Mar 20, 2020 Tinggalkan pesan

Proses thermoforming-1

Pada dasarnya, untuk membentuk lembaran termoplastik atau film, mereka harus dipanaskan untuk suhu gambar hanya sebelum dan selama siklus gambar. Bahan tersebut dapat dipanaskan pada pelat cetakan atau dipanaskan di atas piring panas, oven, atau terowongan berpemanas. Kombinasi pemanasan dengan cetakan pemanas memiliki keuntungan mereka, terutama dalam produksi berjalan. Bahan ketika terbentuk di tua atau mati dilakukan dalam posisi oleh beberapa perangkat mekanik, seperti klem bertekanan PR ditekan-down pelat. Selama pembentukan, lembaran fleksibel/rubbery dipanaskan membentang terhadap cetakan permukaan kaku. Setelah ditarik, bahan lembaran harus didinginkan untuk mengeras. Sering, dinginkan kotak, piring dingin, atau sistem udara dingin termasuk dalam membentuk peralatan.

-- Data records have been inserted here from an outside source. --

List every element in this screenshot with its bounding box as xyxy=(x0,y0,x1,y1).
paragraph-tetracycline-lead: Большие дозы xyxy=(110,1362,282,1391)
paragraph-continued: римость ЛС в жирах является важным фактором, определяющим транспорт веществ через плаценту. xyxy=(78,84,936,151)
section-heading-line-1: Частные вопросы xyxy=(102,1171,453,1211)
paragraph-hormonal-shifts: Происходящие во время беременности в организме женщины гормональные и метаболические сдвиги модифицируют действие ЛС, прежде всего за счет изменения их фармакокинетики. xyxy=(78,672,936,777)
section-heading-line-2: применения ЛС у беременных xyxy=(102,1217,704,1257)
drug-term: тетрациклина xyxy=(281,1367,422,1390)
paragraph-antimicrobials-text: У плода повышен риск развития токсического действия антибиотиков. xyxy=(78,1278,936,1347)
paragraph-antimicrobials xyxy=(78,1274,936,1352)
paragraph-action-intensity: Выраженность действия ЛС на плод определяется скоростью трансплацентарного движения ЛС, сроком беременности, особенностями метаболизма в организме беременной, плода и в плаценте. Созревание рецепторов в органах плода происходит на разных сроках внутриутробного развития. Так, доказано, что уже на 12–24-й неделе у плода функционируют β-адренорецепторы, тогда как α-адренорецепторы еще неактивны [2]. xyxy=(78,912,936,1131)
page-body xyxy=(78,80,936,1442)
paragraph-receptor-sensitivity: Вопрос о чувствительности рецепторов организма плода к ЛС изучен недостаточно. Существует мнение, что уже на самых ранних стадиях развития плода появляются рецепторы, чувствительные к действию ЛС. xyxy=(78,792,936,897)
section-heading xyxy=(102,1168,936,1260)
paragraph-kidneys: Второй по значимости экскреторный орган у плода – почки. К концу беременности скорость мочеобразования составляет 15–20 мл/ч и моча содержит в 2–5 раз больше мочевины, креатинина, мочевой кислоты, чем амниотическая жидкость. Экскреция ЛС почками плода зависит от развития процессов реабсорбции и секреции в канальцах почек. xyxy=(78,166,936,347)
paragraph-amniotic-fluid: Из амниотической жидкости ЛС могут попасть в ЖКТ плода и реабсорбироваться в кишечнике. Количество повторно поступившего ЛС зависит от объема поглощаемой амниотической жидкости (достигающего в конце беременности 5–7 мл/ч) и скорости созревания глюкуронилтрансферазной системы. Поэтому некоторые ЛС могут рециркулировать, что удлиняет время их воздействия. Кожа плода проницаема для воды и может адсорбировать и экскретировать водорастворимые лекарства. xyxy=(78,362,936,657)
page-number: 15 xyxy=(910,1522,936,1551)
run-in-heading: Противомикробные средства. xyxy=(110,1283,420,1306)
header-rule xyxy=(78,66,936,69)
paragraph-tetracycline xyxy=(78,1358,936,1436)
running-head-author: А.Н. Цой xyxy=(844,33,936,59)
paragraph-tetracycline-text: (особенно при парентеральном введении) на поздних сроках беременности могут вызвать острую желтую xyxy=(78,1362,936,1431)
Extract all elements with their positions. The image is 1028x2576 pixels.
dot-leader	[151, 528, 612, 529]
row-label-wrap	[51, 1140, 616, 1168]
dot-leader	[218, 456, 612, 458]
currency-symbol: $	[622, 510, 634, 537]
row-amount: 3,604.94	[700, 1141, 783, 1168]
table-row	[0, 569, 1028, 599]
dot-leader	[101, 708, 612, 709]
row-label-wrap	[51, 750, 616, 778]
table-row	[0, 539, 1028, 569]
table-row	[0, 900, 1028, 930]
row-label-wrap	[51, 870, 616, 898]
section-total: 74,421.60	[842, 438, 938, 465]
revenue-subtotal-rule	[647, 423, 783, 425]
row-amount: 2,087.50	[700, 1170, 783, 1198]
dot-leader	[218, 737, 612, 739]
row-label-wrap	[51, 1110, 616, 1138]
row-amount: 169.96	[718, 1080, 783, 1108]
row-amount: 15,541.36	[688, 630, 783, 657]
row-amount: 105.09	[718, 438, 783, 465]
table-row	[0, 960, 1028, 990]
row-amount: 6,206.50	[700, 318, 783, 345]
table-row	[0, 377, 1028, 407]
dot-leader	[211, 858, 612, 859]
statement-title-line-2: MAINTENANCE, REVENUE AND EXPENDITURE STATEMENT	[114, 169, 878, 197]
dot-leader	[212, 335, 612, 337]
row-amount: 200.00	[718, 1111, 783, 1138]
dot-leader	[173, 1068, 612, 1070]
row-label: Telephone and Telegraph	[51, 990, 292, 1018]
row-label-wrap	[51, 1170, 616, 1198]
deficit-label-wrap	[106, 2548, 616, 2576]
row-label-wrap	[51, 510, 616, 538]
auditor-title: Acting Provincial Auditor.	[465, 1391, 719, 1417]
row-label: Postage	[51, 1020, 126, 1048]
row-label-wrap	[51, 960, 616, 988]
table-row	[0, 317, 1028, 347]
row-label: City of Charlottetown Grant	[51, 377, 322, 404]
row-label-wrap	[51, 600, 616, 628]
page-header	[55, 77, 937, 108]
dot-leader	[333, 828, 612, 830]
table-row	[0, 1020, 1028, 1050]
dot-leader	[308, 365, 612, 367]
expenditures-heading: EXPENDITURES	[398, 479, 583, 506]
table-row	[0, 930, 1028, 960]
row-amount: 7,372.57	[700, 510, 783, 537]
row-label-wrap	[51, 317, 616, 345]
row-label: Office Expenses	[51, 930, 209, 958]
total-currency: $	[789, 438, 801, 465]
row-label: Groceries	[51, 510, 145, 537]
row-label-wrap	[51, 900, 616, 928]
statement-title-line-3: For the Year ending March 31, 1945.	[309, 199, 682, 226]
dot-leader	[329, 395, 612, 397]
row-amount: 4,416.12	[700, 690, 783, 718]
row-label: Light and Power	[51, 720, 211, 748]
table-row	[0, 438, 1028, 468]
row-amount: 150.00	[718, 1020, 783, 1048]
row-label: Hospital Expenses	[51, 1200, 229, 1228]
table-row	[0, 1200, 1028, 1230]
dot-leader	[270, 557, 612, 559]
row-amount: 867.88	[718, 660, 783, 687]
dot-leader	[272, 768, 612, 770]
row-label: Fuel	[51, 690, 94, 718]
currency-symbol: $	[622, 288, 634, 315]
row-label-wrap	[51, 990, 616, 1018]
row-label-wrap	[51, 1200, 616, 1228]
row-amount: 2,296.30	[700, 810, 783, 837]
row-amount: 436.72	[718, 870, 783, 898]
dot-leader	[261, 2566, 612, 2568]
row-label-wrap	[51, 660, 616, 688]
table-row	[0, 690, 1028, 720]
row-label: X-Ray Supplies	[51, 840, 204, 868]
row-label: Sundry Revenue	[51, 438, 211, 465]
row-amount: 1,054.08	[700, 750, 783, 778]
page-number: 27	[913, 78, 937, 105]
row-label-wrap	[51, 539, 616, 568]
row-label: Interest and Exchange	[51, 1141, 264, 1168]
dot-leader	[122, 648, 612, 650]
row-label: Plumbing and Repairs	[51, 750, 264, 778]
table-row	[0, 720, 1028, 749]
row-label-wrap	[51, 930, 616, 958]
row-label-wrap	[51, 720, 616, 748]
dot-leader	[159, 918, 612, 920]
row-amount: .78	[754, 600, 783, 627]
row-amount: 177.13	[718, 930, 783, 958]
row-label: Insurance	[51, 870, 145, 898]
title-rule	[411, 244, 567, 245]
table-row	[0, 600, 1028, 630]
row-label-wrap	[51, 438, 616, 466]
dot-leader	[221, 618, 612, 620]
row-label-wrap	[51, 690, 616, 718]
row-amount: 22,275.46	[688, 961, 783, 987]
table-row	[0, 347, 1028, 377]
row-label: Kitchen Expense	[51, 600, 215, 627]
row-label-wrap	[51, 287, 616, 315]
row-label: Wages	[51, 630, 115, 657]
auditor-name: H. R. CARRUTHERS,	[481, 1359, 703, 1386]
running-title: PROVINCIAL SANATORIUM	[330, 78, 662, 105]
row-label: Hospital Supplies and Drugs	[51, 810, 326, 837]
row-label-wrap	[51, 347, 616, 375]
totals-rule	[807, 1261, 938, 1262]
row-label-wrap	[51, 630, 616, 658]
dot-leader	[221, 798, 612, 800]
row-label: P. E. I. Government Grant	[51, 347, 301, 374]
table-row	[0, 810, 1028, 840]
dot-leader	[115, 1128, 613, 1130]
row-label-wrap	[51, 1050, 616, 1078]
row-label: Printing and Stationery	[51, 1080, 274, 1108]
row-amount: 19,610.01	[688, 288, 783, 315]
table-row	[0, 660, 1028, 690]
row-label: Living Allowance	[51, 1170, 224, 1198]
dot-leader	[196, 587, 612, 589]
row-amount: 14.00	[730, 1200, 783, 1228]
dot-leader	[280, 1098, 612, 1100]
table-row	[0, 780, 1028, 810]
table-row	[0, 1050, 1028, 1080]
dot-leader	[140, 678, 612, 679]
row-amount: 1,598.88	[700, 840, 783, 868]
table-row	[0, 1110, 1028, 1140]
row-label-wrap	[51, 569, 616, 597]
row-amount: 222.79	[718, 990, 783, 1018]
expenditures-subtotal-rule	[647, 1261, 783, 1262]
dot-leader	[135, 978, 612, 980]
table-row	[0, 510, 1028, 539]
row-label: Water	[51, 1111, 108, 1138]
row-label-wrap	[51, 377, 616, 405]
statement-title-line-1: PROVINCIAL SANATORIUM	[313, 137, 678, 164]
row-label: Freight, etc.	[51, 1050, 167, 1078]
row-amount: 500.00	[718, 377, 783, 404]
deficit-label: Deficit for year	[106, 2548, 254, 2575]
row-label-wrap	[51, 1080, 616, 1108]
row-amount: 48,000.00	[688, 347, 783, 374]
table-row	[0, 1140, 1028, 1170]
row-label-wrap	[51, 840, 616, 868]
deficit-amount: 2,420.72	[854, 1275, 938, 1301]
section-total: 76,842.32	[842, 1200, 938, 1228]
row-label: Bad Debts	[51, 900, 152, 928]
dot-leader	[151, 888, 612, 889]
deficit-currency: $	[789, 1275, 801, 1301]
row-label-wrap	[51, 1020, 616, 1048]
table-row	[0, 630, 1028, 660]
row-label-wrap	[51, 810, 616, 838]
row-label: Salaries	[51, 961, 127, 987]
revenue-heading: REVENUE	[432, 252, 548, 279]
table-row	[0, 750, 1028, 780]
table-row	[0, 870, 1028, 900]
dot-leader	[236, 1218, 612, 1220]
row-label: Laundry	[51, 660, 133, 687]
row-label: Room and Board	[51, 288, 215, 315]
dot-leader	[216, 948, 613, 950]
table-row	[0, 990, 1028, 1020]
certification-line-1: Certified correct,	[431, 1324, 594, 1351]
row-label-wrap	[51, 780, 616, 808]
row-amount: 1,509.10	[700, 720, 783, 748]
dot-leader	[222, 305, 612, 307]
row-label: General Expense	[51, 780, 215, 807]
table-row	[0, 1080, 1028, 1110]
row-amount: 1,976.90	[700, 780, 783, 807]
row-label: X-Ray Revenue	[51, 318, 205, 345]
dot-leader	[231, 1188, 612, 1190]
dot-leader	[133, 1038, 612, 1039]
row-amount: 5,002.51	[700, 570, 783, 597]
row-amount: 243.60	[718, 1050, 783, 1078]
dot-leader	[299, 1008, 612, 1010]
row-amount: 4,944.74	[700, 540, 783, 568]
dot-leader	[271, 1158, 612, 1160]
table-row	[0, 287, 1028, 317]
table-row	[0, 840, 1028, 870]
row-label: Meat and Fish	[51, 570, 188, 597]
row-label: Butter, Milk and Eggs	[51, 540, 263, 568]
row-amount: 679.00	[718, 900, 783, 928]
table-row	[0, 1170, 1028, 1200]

Langkah khas adalah menjepit, pemanasan, membentuk, pendinginan, dan pemangkasan. Hal ini diklasifikasikan sebagai tekanan rendah, relatif rendah suhu, hampir padat-fase proses pembentukan, dengan lembaran yang panas hanya beberapa derajat di atas suhu transisi kaca atau meleleh temoerature. Proses ini pada dasarnya adalah proses yang unik untuk memproduksi bagian yang memiliki luas permukaan yang tinggi-untuk rasio ketebalan. Hal ini dibatasi oleh stres residu yang tinggi di bagian, tingkat tinggi Trim, biaya energi yang tinggi, dan luas Trim membutuhkan penghalusan dan menghasilkan ketebalan dinding nonuniform.

Suhu yang digunakan untuk membentuk lembaran bervariasi dengan jenis material, ketebalan, ukuran, dan kedalaman imbang. Faktor penting lainnya termasuk teknik yang akan digunakan dan kecepatan operasi. Suhu yang paling efisien untuk paket tertentu umumnya ditentukan oleh kombinasi suhu gambar yang sebelumnya dialami dan/atau bereksperimen. Suhu yang terlalu tinggi dapat menyebabkan sags, tanda panas, atau merobek. Dengan suhu yang terlalu rendah, keriput dan patah tulang dapat terjadi.